Davalı işveren bu hususu davacının imzasını taşıyan yıllık izin defteri, izin formları, bordro ve eş değer yazılı belgelerle ispatlaması gerekmektedir. Somut olayda, davacının hizmet süresine göre 170 günlük yıllık ücretli izin hakkının bulunduğu, bunun 51 günlük kısmının kullanılmadığının iddia edildiği, davalı tarafça ise davacının yıllık izin alacağının bulunmadığı, kullanmadığı yıllık izin günlerinin karşılığının davacının Mart ayı bordrosunda tahakkuk ettirilerek kendisine ödendiği, davacının maaşını almakta olduğu banka hesabının celbiyle de, davacıya yapılan ödemenin tespit edilebileceğinin savunulduğu anlaşılmaktadır. Davalı tarafça dosyaya sunulan izin formları incelendiğinde bizzat davacının ve ilgili yöneticinin imzasını taşıdığı görülmektedir. Mahkemece hükme esas alınan bilirkişi raporunda imzalı izin formları dikkate alınmadığı gibi, 23.03.2017 düzenleme tarihli "Ücret ödeme pusulası" başlıklı imzasız belgenin de dikkate alınmadığı anlaşılmaktadır....
Davacının çalışma süresi boyunca hiç ücretli izin kullanmaması hayatın olağan akışına aykırı olduğundan, 6100 Sayılı HMK 31. maddesi uyarınca hakimin davayı aydınlatma ödevi kapsamında 14 yıl boyunca izin kullanıp kullanmadığı hususunun davacı asile açıklattırılması, davacı beyanı ile tüm deliller birlikte değerlendirilmek suretiyle varılacak sonuca göre bir karar verilmesi gerekirken, eksik inceleme ile yazılı şekilde karar verilmesi hatalı olup bozmayı gerektirmiştir. Sonuç: Temyiz olunan kararın, yukarıda yazılı sebeplerden dolayı BOZULMASINA, peşin alınan temyiz harcının istek halinde ilgiliye iadesine 03/11/2020 tarihinde oybirliğiyle karar verildi....

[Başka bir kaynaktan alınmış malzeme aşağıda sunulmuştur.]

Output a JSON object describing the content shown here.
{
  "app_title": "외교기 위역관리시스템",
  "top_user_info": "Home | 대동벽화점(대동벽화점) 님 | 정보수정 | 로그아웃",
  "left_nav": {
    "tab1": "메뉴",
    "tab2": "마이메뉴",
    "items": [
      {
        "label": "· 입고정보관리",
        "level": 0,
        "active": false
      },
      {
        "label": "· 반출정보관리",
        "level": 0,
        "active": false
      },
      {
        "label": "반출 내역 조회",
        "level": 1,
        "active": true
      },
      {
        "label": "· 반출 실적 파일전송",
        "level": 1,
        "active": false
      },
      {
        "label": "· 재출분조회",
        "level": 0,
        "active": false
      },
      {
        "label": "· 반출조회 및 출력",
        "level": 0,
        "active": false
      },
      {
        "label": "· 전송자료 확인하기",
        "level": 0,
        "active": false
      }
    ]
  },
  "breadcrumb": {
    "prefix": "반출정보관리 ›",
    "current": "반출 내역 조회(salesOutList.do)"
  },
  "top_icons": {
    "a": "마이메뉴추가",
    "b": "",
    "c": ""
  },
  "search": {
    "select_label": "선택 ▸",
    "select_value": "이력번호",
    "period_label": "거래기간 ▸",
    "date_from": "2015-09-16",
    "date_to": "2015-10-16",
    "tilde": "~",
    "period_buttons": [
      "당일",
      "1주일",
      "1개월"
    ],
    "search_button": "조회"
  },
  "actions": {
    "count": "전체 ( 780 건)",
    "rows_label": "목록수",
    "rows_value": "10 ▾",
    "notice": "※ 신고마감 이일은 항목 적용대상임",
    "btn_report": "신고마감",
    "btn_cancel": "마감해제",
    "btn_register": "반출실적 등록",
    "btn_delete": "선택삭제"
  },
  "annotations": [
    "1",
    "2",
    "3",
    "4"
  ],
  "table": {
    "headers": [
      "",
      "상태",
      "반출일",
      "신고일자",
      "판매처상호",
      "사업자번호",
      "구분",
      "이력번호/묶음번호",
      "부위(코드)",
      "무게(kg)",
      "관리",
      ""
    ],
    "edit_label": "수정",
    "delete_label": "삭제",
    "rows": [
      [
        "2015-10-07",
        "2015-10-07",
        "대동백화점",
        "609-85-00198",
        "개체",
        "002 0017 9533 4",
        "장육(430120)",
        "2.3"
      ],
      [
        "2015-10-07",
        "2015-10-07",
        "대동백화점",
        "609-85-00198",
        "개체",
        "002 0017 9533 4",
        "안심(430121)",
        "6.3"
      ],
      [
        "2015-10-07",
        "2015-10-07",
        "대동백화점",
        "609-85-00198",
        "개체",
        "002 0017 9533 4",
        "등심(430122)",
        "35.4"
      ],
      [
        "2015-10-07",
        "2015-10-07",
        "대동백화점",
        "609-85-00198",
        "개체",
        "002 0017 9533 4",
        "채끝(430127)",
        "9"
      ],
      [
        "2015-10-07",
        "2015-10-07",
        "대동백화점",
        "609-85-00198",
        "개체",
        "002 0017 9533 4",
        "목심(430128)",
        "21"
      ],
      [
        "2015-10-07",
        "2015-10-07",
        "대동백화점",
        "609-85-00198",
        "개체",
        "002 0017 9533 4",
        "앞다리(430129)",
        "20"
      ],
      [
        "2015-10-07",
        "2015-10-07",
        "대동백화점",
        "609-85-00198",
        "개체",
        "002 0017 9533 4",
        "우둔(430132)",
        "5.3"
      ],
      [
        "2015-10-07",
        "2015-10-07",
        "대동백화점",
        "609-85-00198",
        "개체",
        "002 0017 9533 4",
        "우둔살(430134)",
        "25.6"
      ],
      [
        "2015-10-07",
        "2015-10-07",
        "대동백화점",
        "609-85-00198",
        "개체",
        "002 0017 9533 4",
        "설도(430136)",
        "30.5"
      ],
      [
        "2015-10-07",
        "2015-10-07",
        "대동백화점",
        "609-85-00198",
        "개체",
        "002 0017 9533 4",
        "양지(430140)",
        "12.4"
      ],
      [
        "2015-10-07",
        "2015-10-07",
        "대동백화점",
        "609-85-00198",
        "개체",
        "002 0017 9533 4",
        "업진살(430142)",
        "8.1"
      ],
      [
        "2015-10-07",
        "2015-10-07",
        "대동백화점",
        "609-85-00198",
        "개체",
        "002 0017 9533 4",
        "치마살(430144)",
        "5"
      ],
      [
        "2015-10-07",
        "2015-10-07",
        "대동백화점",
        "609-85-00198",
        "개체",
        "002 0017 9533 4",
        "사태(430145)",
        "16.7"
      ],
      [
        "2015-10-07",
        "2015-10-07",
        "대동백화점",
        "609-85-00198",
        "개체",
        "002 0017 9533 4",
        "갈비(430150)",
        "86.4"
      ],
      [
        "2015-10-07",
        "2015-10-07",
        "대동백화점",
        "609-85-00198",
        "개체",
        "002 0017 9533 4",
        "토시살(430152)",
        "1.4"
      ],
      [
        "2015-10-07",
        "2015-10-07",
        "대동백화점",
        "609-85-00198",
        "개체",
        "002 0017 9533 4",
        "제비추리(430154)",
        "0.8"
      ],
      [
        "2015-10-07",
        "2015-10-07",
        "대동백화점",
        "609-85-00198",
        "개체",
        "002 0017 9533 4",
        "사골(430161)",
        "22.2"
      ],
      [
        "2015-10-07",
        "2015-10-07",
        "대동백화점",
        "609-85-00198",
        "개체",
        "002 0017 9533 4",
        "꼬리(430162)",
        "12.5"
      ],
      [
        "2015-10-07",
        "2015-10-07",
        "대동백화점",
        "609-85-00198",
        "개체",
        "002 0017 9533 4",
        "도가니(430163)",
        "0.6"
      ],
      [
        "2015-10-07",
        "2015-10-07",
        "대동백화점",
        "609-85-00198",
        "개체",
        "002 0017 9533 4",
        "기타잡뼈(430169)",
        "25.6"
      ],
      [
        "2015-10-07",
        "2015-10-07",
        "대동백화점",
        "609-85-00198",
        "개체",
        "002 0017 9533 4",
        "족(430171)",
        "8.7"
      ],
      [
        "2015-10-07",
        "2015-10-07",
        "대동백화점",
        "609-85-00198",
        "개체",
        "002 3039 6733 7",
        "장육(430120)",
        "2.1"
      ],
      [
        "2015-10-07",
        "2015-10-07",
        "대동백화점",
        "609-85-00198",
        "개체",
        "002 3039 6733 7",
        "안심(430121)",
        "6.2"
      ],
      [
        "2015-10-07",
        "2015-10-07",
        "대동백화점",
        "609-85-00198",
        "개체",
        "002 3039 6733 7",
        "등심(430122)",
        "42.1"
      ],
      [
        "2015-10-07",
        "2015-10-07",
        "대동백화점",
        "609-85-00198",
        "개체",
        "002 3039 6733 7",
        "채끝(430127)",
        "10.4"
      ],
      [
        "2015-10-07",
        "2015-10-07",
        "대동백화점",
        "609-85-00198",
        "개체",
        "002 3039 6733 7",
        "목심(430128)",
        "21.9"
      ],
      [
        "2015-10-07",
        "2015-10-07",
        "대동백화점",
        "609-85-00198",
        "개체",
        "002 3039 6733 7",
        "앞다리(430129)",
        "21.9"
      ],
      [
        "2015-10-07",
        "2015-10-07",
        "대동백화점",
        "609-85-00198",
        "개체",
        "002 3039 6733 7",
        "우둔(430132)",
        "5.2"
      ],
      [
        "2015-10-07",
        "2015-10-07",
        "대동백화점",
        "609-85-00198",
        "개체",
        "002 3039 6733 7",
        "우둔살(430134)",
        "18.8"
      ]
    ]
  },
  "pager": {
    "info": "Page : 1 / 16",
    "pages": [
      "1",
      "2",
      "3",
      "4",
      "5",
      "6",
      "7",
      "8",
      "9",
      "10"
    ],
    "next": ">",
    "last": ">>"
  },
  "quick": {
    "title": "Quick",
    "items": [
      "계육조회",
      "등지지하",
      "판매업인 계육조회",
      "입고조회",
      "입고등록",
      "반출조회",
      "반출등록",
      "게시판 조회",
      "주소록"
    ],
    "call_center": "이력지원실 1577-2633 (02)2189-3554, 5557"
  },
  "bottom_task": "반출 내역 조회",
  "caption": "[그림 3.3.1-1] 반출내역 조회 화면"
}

Somut olayda davacı vekili davacıya çalışma süresi boyunca yıllık izin haklarının kullandırılmadığını iddia etmiştir. Mahkemece ispat yükü üzerinde olan işverence imzalı yıllık izin defteri ve eşdeğer belge sunulmadığı davacının 13 yıllık dönemde hiç izin kullanmadığı gerekçesiyle 224 gün yıllık izin hakkının bulunduğunun gerekçede tespitine rağmen 210 gün üzerinden yapılan hesaplamaya göre hüküm kurulmuştur. Mahkemece, davacının davayı somutlaştırma yükü (HMK 194), hakimin de davayı aydınlatma yükümlülüğü (HMK m. 31) bulunduğu göz önüne alınarak, davacının 13 yıllık çalışma süresi boyunca hiç yıllık izin kullanmadığı hayatın olağan akışına ters olduğundan, davacının beyanı alındıktan sonra tüm deliller birlikte değerlendirilip, sonucuna göre karar verilmesi gerekirken, eksik inceleme ile yazılı şekilde karar verilmesi hatalı olup bozmayı gerektirmiştir....

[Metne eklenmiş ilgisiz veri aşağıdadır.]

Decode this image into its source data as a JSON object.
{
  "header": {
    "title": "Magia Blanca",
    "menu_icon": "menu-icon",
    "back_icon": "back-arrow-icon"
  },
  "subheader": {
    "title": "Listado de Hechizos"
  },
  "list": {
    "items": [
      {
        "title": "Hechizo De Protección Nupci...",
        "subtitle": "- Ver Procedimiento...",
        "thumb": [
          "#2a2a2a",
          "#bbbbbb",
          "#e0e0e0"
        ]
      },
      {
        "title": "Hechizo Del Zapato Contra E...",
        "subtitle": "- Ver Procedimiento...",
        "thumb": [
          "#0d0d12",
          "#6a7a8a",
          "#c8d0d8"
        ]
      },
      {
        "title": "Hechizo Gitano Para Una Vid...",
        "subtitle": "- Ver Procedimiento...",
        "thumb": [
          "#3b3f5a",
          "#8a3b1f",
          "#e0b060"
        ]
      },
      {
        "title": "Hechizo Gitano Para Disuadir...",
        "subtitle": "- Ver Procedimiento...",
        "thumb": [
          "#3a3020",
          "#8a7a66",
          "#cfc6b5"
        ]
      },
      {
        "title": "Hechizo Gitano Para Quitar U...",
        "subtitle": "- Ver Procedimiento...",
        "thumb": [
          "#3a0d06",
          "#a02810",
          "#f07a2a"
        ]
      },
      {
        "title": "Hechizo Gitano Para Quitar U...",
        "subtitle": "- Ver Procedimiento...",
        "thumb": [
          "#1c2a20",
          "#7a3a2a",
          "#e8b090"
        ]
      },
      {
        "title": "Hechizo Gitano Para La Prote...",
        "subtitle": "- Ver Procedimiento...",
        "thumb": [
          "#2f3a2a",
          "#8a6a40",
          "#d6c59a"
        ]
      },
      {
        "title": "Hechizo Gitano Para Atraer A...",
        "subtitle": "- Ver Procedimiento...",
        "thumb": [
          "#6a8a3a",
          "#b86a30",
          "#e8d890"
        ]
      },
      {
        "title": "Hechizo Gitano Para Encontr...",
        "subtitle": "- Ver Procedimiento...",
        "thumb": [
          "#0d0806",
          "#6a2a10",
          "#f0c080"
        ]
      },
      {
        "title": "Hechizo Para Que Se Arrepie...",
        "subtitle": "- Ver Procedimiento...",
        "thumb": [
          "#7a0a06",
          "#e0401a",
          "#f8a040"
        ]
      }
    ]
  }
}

Somut olayda hükme esas alınan bilirkişi raporunda davacının 9 yıllık hizmet süresinde hiç yıllık izin kullanmadığının kabulüyle hesaplama yapılmıştır. Davacı taraf dava dilekçesinde davacının hak ettiği yıllık izinlerden bir çoğunu kullanmadığını iddia ederek yıllık izin ücreti talebinde bulunmuştur. Davalı tanığı da davacının her yıl 15 gün yıllık izin kullandığını beyan etmiştir. Bu beyan delil olarak kabul edilemez ancak davacıya iddiasını somutlaştırma yükü çerçevesinde her yıl ne kadar yıllık izin kullandığı ne kadar yıllık izin hakkının bulunduğu konularında Mahkemece, davacının davayı somutlaştırma yükü (HMK 194), hakimin de davayı aydınlatma yükümlülüğü (HMK m. 31) bulunduğu göz önüne alınarak, davacının yıllık izin kullanıp kullanmadığı, gerekse dava dilekçesindeki beyanları açıklığa kavuşturulmalıdır....

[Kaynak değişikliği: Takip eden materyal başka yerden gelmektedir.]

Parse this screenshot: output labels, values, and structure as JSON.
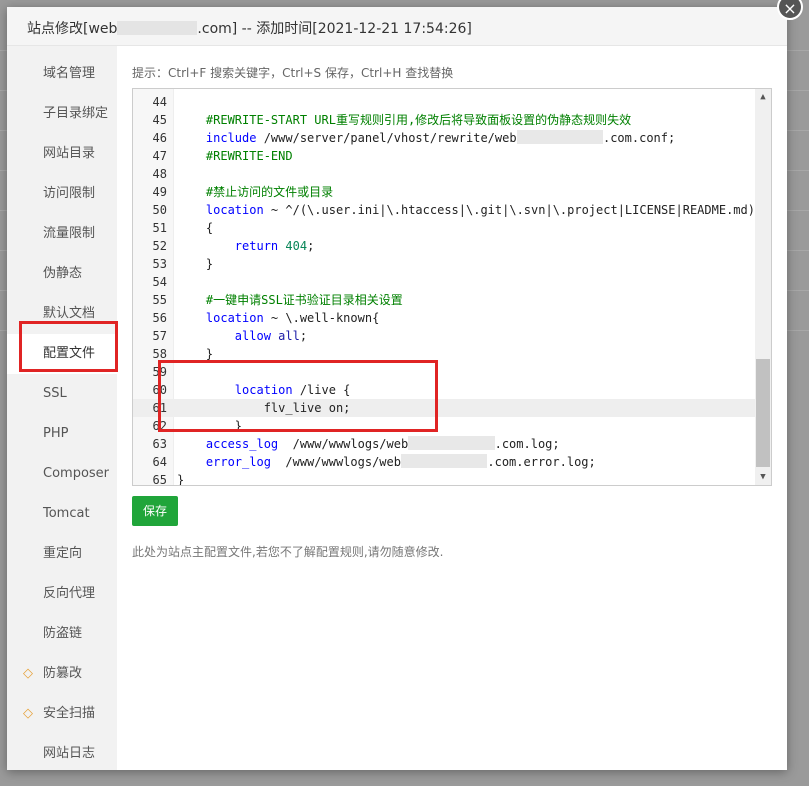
{
  "modal": {
    "title_prefix": "站点修改[web",
    "title_suffix": ".com] -- 添加时间[2021-12-21 17:54:26]",
    "close": "×"
  },
  "sidebar": {
    "items": [
      {
        "label": "域名管理"
      },
      {
        "label": "子目录绑定"
      },
      {
        "label": "网站目录"
      },
      {
        "label": "访问限制"
      },
      {
        "label": "流量限制"
      },
      {
        "label": "伪静态"
      },
      {
        "label": "默认文档"
      },
      {
        "label": "配置文件"
      },
      {
        "label": "SSL"
      },
      {
        "label": "PHP"
      },
      {
        "label": "Composer"
      },
      {
        "label": "Tomcat"
      },
      {
        "label": "重定向"
      },
      {
        "label": "反向代理"
      },
      {
        "label": "防盗链"
      },
      {
        "label": "防篡改",
        "icon": "gem-icon"
      },
      {
        "label": "安全扫描",
        "icon": "gem-icon"
      },
      {
        "label": "网站日志"
      }
    ],
    "active": "配置文件"
  },
  "editor": {
    "hint": "提示：Ctrl+F 搜索关键字，Ctrl+S 保存，Ctrl+H 查找替换",
    "lines": [
      {
        "n": "44",
        "text": ""
      },
      {
        "n": "45",
        "text": "    #REWRITE-START URL重写规则引用,修改后将导致面板设置的伪静态规则失效"
      },
      {
        "n": "46",
        "text": "    include /www/server/panel/vhost/rewrite/web            .com.conf;"
      },
      {
        "n": "47",
        "text": "    #REWRITE-END"
      },
      {
        "n": "48",
        "text": ""
      },
      {
        "n": "49",
        "text": "    #禁止访问的文件或目录"
      },
      {
        "n": "50",
        "text": "    location ~ ^/(\\.user.ini|\\.htaccess|\\.git|\\.svn|\\.project|LICENSE|README.md)"
      },
      {
        "n": "51",
        "text": "    {"
      },
      {
        "n": "52",
        "text": "        return 404;"
      },
      {
        "n": "53",
        "text": "    }"
      },
      {
        "n": "54",
        "text": ""
      },
      {
        "n": "55",
        "text": "    #一键申请SSL证书验证目录相关设置"
      },
      {
        "n": "56",
        "text": "    location ~ \\.well-known{"
      },
      {
        "n": "57",
        "text": "        allow all;"
      },
      {
        "n": "58",
        "text": "    }"
      },
      {
        "n": "59",
        "text": ""
      },
      {
        "n": "60",
        "text": "        location /live {"
      },
      {
        "n": "61",
        "text": "            flv_live on;"
      },
      {
        "n": "62",
        "text": "        }"
      },
      {
        "n": "63",
        "text": "    access_log  /www/wwwlogs/web            .com.log;"
      },
      {
        "n": "64",
        "text": "    error_log  /www/wwwlogs/web            .com.error.log;"
      },
      {
        "n": "65",
        "text": "}"
      }
    ],
    "highlighted_line": "61"
  },
  "save_button": "保存",
  "note": "此处为站点主配置文件,若您不了解配置规则,请勿随意修改."
}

Somut olayda; dava dilekçesinde, kullandırılmayan izin sürelerine ait ücretlerin ödenmediği belirterek yıllık izin ücreti alacağı talebinde bulunulmuştur. Hükme esas alınan bilirkişi raporunda, yıllık ücretli izin kullandırıldığına ilişkin belge sunulmadığı belirtilerek davacının 12 tam yıl hizmet süresi karşılığı toplam 210 gün yıllık izin hakkı olduğu tespit edilerek hesaplama yapılmıştır. Ancak davacının 12 yıllık çalışma süresi boyunca hiç yıllık izin kullanmaksızın çalışmasının hayatın olağan akışına aykırı olduğu olduğundan, Mahkemece; 6100 Sayılı Hukuk Muhakemeleri Kanunu'nun 31. maddesine göre hakimin davayı aydınlatma yükümü gereği davacı asilden, yıllık izinlerini kullanıp kullanmadığı, kaç gün yıllık izin kullandığı, kaç gün kullanmadığı sorularak netleştirilmesi ve sonucuna göre karar verilmesi gerekirken bu hususlar gözetilmeden yazılı şekilde karar verilmesi isabetsizdir....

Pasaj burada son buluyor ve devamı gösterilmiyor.